In practice we ignored most of UPEDU, because of a lack of experience with such approaches within the team (and a lack of time to make up for it), making it inefficient to use, but also because some features proved hard to implement, we specifically had trouble with:

• Using iterative development. In software development it is possible to make small changes quickly, allowing iterations as short as one or two weeks (much longer iterations would not have suited the time scale of iGEM). However, in synthetic biology it is more efficient to work on many things at once over a longer time frame (simply because each small change necessarily takes a certain amount of time). In practice this meant that a more waterfall-esque development process was used, where the construction phase consisted mostly of preparing everything for testing and analysis, leaving all testing, analysis and combination of results for the transition phase.
• Making a clear separation between requirements(, architecture), design, implementation and tests. With software it is possible to create pretty much anything you can define, so one starts by defining what the system should do (at least in part), then figures out how this could be implemented in an abstract way and only then actually implements it (tests can usually be developed in parallel). In part this approach can and should(!) be adopted in synthetic biology, but some things do make it hard to do this rigorously. For example, there is hardly any standard way to abstractly talk about system components yet. Hopefully parts and "devices" might help with this in the near future.

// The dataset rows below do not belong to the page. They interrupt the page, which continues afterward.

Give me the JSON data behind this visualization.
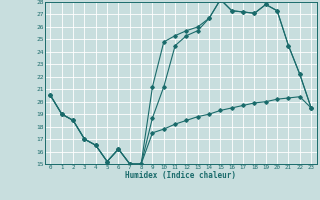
{
  "title": "",
  "xlabel": "Humidex (Indice chaleur)",
  "xlim": [
    -0.5,
    23.5
  ],
  "ylim": [
    15,
    28
  ],
  "xticks": [
    0,
    1,
    2,
    3,
    4,
    5,
    6,
    7,
    8,
    9,
    10,
    11,
    12,
    13,
    14,
    15,
    16,
    17,
    18,
    19,
    20,
    21,
    22,
    23
  ],
  "yticks": [
    15,
    16,
    17,
    18,
    19,
    20,
    21,
    22,
    23,
    24,
    25,
    26,
    27,
    28
  ],
  "bg_color": "#c8dede",
  "grid_color": "#b0cccc",
  "line_color": "#1a6b6b",
  "line1_x": [
    0,
    1,
    2,
    3,
    4,
    5,
    6,
    7,
    8,
    9,
    10,
    11,
    12,
    13,
    14,
    15,
    16,
    17,
    18,
    19,
    20,
    21,
    22,
    23
  ],
  "line1_y": [
    20.5,
    19.0,
    18.5,
    17.0,
    16.5,
    15.2,
    16.2,
    15.0,
    15.0,
    18.7,
    21.2,
    24.5,
    25.3,
    25.7,
    26.7,
    28.2,
    27.3,
    27.2,
    27.1,
    27.8,
    27.3,
    24.5,
    22.2,
    19.5
  ],
  "line2_x": [
    0,
    1,
    2,
    3,
    4,
    5,
    6,
    7,
    8,
    9,
    10,
    11,
    12,
    13,
    14,
    15,
    16,
    17,
    18,
    19,
    20,
    21,
    22,
    23
  ],
  "line2_y": [
    20.5,
    19.0,
    18.5,
    17.0,
    16.5,
    15.2,
    16.2,
    15.0,
    15.0,
    21.2,
    24.8,
    25.3,
    25.7,
    26.0,
    26.7,
    28.2,
    27.3,
    27.2,
    27.1,
    27.8,
    27.3,
    24.5,
    22.2,
    19.5
  ],
  "line3_x": [
    0,
    1,
    2,
    3,
    4,
    5,
    6,
    7,
    8,
    9,
    10,
    11,
    12,
    13,
    14,
    15,
    16,
    17,
    18,
    19,
    20,
    21,
    22,
    23
  ],
  "line3_y": [
    20.5,
    19.0,
    18.5,
    17.0,
    16.5,
    15.2,
    16.2,
    15.0,
    15.0,
    17.5,
    17.8,
    18.2,
    18.5,
    18.8,
    19.0,
    19.3,
    19.5,
    19.7,
    19.9,
    20.0,
    20.2,
    20.3,
    20.4,
    19.5
  ]
}
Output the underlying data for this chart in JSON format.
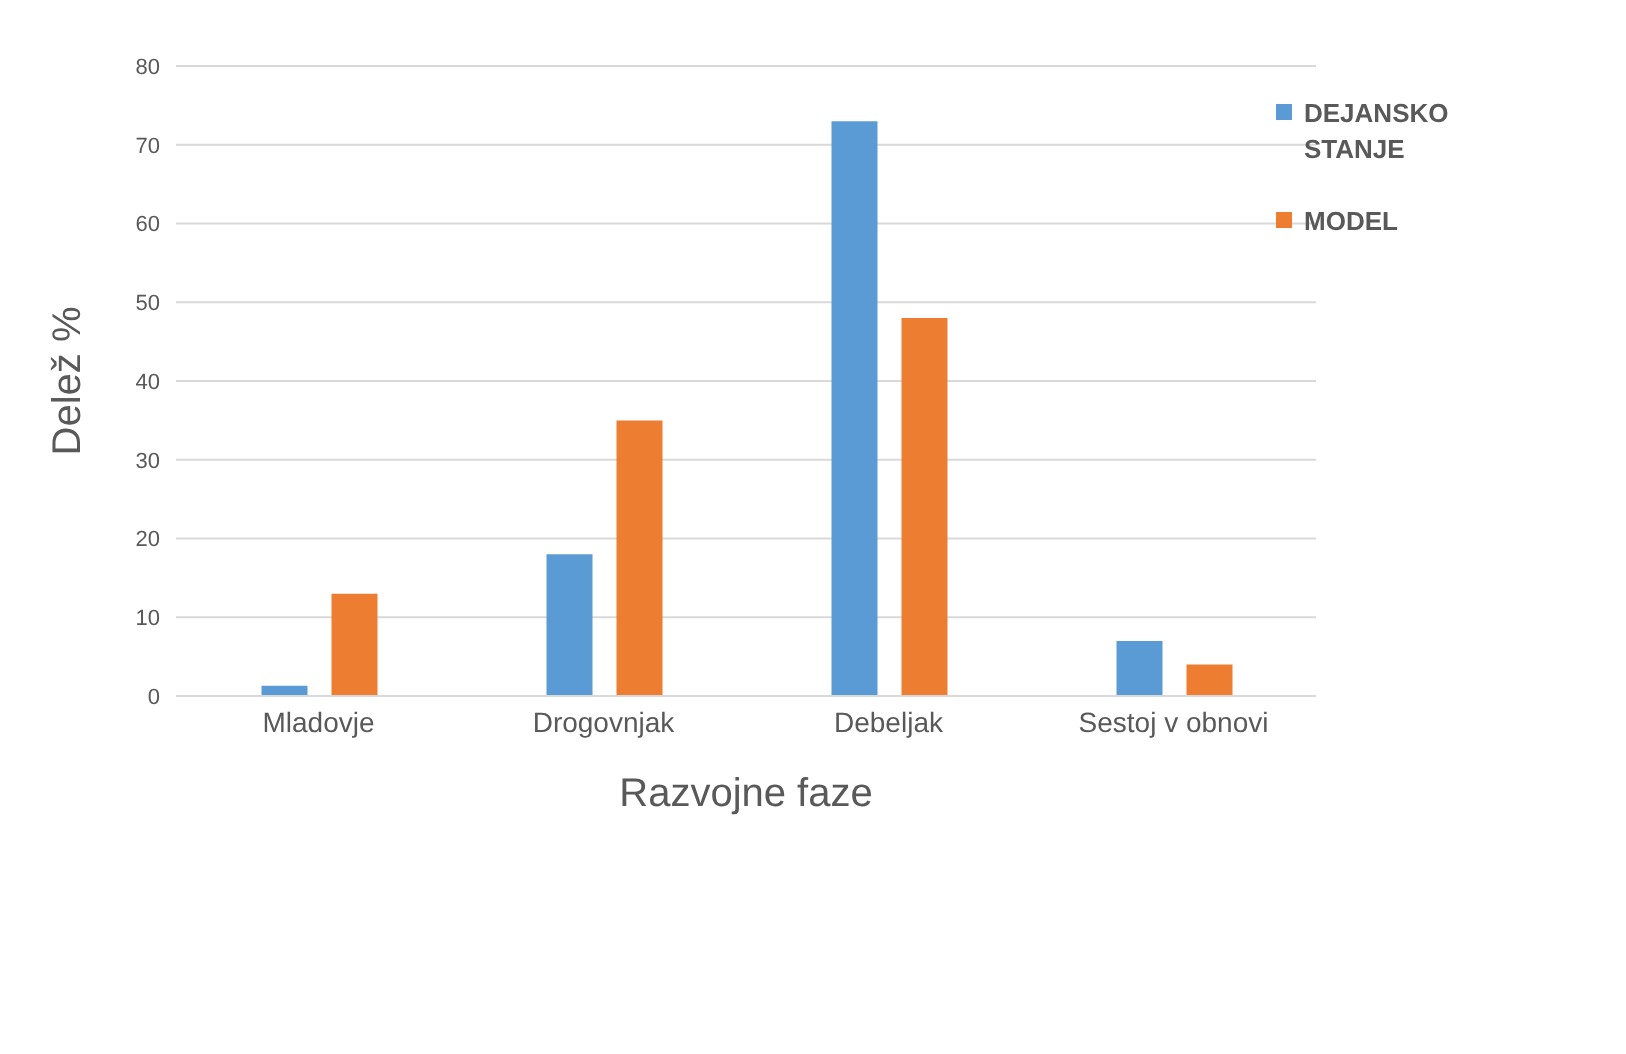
{
  "chart_data": {
    "type": "bar",
    "xlabel": "Razvojne faze",
    "ylabel": "Delež %",
    "categories": [
      "Mladovje",
      "Drogovnjak",
      "Debeljak",
      "Sestoj v obnovi"
    ],
    "series": [
      {
        "name": "DEJANSKO STANJE",
        "color": "#5b9bd5",
        "values": [
          1.3,
          18,
          73,
          7
        ]
      },
      {
        "name": "MODEL",
        "color": "#ed7d31",
        "values": [
          13,
          35,
          48,
          4
        ]
      }
    ],
    "ylim": [
      0,
      80
    ],
    "yticks": [
      0,
      10,
      20,
      30,
      40,
      50,
      60,
      70,
      80
    ],
    "grid": "y",
    "legend": "top right"
  }
}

What did work for us to varying degrees:

• Identifying risks early on in the project. Without UPEDU we probably would not have done this and this could have led to severe problems. Luckily not that many of the risks actually materialized, but we did implement some of the mitigation strategies, leading to less nasty surprises. For example, we made an overview of everyone's availability early on in the project and tried to prevent having only one person work on a single part as much as possible.
• Using a standardized design process. Not specifically UPEDU, but it fits well within the framework and it helped us to structure our project selection process.
• Recognizing different phases in our development. This especially helped in the beginning by giving at least some structure to our planning and providing a vocabulary to talk about such things.
• Using iterations. Although we had definite problems in our use of iterations they did give some structure to the construction phase for example.
• Describing our Tools and Documentation. Although not always used consistently it did help us keep an overview what was stored where.
• Having specific Roles. Not all roles were used (consistently), but it did provide us with at least some structure to deal with eleven team members (it is not easy to do this "free-style").

Annexes

During the inception phase ideas were generated and selected using a design template. For selection of the ideas a list of demands and wishes was made.